Actually, he’d bet any money she would challenge him with “What’s more important than your wedding?” She’d always been quick to push a family-first agenda, teasing him for being a scientist wired for logic. She’d known when she could give him a nudge and when to back off, though, along with how to plow through minutiae so he didn’t get bored and lose patience. Most important, she had been able to make decisions on her own.
But Sorcha was gone, damn her. Without any notice or explanation. She’d left while he’d still been in the hospital, barely awake from his coma. According to his father, she’d discussed it with Cesar in the week that was missing from his memory. Given that he’d been unconscious in those first weeks after the accident, and his father had his own assistant, he could imagine she had felt redundant, but she must have known he’d be back to work eventually. His father could have found her a temporary position in the organization or simply offered her paid leave. She’d had enough vacation time stockpiled.
Jumping ship was unacceptable. If his father hadn’t already written her a glowing reference, Cesar would have been reluctant to. He could have used her more than ever in these first months back at work, as he first went into the office on crutches at his own chemical engineering plant, and had more recently begun resuming the takeover from his father on the rest of the family enterprise.
She was just an employee, he reminded himself, irritated that he was letting her absence rile him.
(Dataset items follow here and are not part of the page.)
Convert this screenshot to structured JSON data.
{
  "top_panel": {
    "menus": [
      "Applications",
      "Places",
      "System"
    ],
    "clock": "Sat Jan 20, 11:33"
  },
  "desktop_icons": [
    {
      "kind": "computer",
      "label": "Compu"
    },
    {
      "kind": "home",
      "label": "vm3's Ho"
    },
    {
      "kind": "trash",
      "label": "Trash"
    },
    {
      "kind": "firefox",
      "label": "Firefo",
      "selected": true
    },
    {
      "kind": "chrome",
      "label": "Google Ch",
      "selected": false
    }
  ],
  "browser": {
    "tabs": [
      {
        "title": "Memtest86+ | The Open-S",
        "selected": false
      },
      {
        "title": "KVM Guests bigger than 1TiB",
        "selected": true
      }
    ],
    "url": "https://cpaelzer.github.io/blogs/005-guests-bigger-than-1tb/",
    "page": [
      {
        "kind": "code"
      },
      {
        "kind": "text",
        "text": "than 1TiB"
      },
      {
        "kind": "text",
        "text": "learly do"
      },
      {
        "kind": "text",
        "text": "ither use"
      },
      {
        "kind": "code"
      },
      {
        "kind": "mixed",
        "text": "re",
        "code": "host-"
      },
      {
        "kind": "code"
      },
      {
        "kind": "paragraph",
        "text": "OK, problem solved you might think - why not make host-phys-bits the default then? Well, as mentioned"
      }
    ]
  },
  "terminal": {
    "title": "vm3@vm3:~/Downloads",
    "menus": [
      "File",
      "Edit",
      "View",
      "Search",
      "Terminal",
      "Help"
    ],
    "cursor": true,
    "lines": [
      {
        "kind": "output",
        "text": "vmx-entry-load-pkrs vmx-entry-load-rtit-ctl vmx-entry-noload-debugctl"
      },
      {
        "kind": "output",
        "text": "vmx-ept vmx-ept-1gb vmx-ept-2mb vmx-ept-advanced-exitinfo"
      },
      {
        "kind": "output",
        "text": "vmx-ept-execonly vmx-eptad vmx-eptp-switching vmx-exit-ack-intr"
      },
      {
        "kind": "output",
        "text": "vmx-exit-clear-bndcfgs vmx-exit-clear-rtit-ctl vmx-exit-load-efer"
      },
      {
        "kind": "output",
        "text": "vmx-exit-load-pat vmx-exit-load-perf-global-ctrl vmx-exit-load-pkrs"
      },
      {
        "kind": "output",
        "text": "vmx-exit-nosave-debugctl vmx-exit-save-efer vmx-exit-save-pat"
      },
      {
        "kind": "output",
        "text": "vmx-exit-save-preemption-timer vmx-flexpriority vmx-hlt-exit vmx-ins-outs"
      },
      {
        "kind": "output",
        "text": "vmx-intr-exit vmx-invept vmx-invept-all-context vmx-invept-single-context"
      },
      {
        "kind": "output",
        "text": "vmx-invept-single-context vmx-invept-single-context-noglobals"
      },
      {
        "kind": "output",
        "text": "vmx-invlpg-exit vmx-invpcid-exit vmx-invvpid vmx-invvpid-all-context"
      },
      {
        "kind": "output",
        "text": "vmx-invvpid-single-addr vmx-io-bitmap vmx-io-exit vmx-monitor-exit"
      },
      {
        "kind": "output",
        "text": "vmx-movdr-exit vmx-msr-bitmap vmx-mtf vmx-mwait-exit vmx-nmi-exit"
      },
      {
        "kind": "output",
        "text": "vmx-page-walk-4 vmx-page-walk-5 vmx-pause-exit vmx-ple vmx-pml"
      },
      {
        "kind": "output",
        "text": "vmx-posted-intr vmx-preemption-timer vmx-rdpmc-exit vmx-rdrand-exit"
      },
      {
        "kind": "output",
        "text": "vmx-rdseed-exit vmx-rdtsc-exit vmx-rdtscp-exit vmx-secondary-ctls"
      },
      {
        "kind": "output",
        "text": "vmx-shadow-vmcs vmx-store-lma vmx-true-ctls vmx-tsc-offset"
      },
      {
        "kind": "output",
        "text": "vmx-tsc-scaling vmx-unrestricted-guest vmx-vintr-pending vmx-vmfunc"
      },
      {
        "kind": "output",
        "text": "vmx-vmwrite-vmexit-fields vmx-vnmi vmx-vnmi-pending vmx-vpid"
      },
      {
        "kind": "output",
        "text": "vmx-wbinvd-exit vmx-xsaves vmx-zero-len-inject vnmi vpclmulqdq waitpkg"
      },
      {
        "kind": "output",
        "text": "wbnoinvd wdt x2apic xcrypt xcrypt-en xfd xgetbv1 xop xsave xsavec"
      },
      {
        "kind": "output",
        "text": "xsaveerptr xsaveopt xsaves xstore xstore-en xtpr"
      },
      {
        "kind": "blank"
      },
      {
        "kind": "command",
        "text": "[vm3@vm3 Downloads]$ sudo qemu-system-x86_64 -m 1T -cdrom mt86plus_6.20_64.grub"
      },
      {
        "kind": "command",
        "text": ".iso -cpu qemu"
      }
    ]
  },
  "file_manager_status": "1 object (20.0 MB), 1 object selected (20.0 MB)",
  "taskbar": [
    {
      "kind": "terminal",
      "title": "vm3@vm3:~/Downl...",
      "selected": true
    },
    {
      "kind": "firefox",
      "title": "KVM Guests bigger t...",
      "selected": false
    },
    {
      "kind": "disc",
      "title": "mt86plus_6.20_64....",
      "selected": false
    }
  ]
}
Yes, he missed her efficiency, but he wasn’t a sentimental man. Being friendly with a colleague wasn’t the same as being friends. For all the times she’d been more blunt than he appreciated, their relationship had been a professional one. He directed, she delivered. Sulking because she hadn’t played cards with him in the hospital was not something he would stoop to.
At least she had understood simple instructions, he thought as he glanced at the watch that had started pulsing on his wrist. Diega noticed and looked at him as if he’d kicked her Siamese cat. His mother caught on and tsked a noise of disappointment at his rudeness.